Southend Council will only be able to stump up £10million from its own coffers to fund the “world-class” museum submerged into the cliffs, which would fix the landslip at the same time.

The four-storey museum will showcase the Saxon King treasures and also feature a 150-seat auditorium and planetarium, a 200-seat high-quality restaurant with a three-storey 200-space car park below. It is expected to take between five and ten years to build.

Derek Jarvis, Tory councillor for culture, said about £25million would have to be found from alternative sources because the council would only be likely to commit £10million to the scheme.

He said: “We know we will not fund the bulk of the museum from our own resources.

“I wouldn’t like to put a proportion on it, but it would probably be a smaller proportion.
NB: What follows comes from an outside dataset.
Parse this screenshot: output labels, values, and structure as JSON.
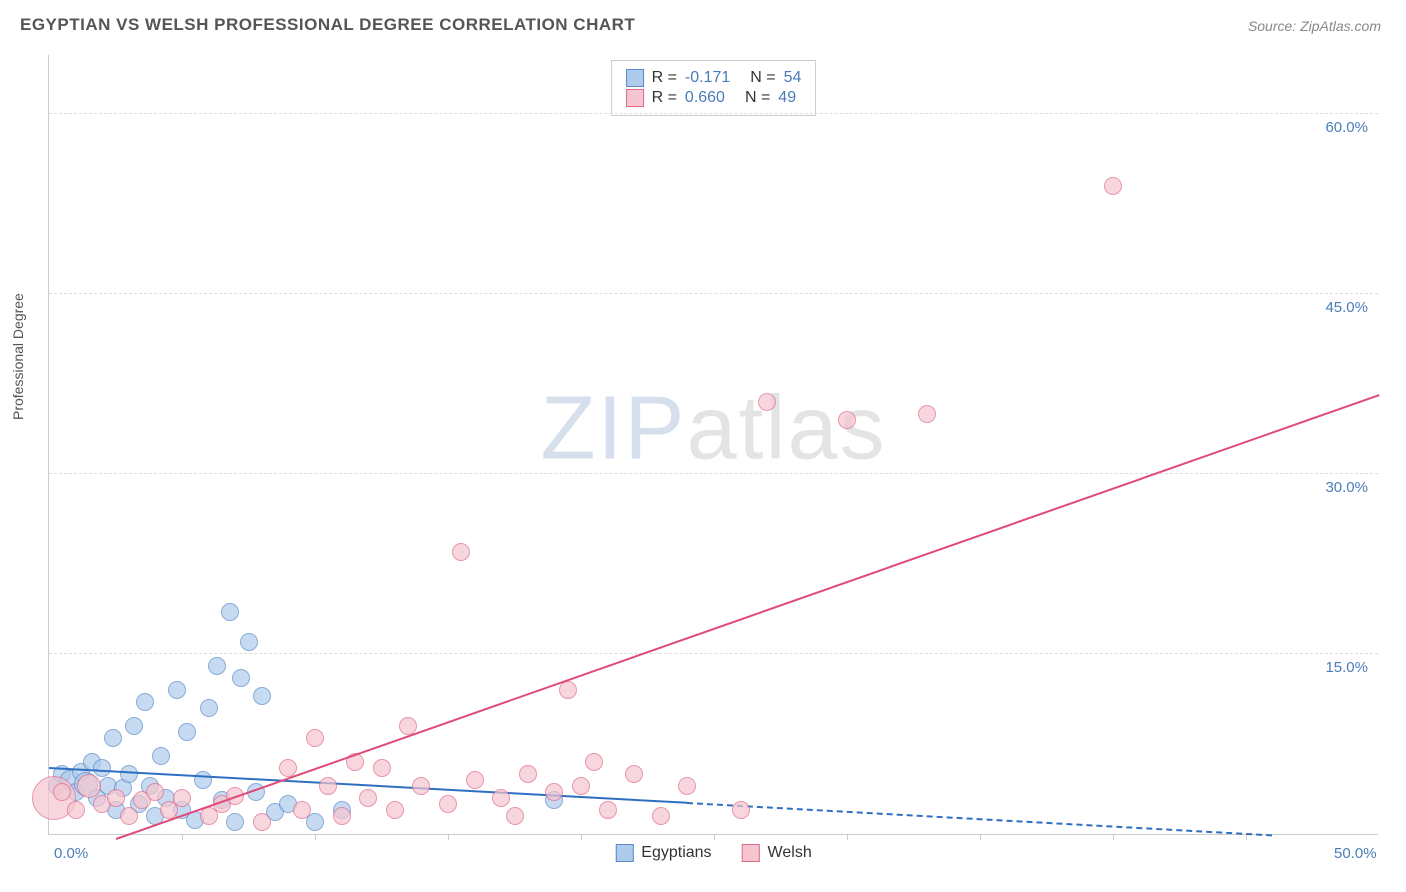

It would probably be less than £10million of the total.

“We’ve no fixed idea ultimately about how the funding will come together.

“We’ve got to seek, search and pursue every avenue.

“It could be benefactors, or donations or heritage lottery funding.

“We are dipping in the well and not sure what we will be coming up with.”

But Mr Jarvis and Nick Harris, the council’s head of culture, insist, despite any private investment, the council would keep control of running the new museum.

Mr Jarvis said: “I’m fairly confident we would be managing and running the museum.

“We wouldn’t pursue anything that would put us in a straightjacket.

“The building would be multi-functional, as well as the museum and the collection.

“An aspect of that might lend itself to private investment.”

It is hoped the top floor of the development – featuring the restaurant – could be used throughout the day and into the night, when access to the museum and gallery floors would be closed off.

Architect Andy Titterton, of AEW, said the auditorium and planetarium could be made available for hire for commercial use.

Mr Jarvis mentioned the new Tate St Ives gallery, in Cornwall, and the Sage Gateshead building, in Newcastle, as examples of major developments funded with a mixture of private and public investment.

Tate St Ives gets about a third of its funding from the Government’s Department of Culture, Media and Sport, while the rest is raised from admissions and membership, commercial sponsorship, trusts and foundations.

Mr Jarvis also said the current museum building, in Victoria Avenue, which is Grade II listed, and the Beecroft Gallery could be put to use somehow when they are empty and new museum up and running.

He said: “The current museum and the gallery have a joint market value of between £5million to £6million, estimated in 2008.

“We have no plans to sell them off, but they do have a value which we will use in our funding approach.

“We have no planned use for them at the moment, but the museum building could make an ideal gallery in its own right, for example.”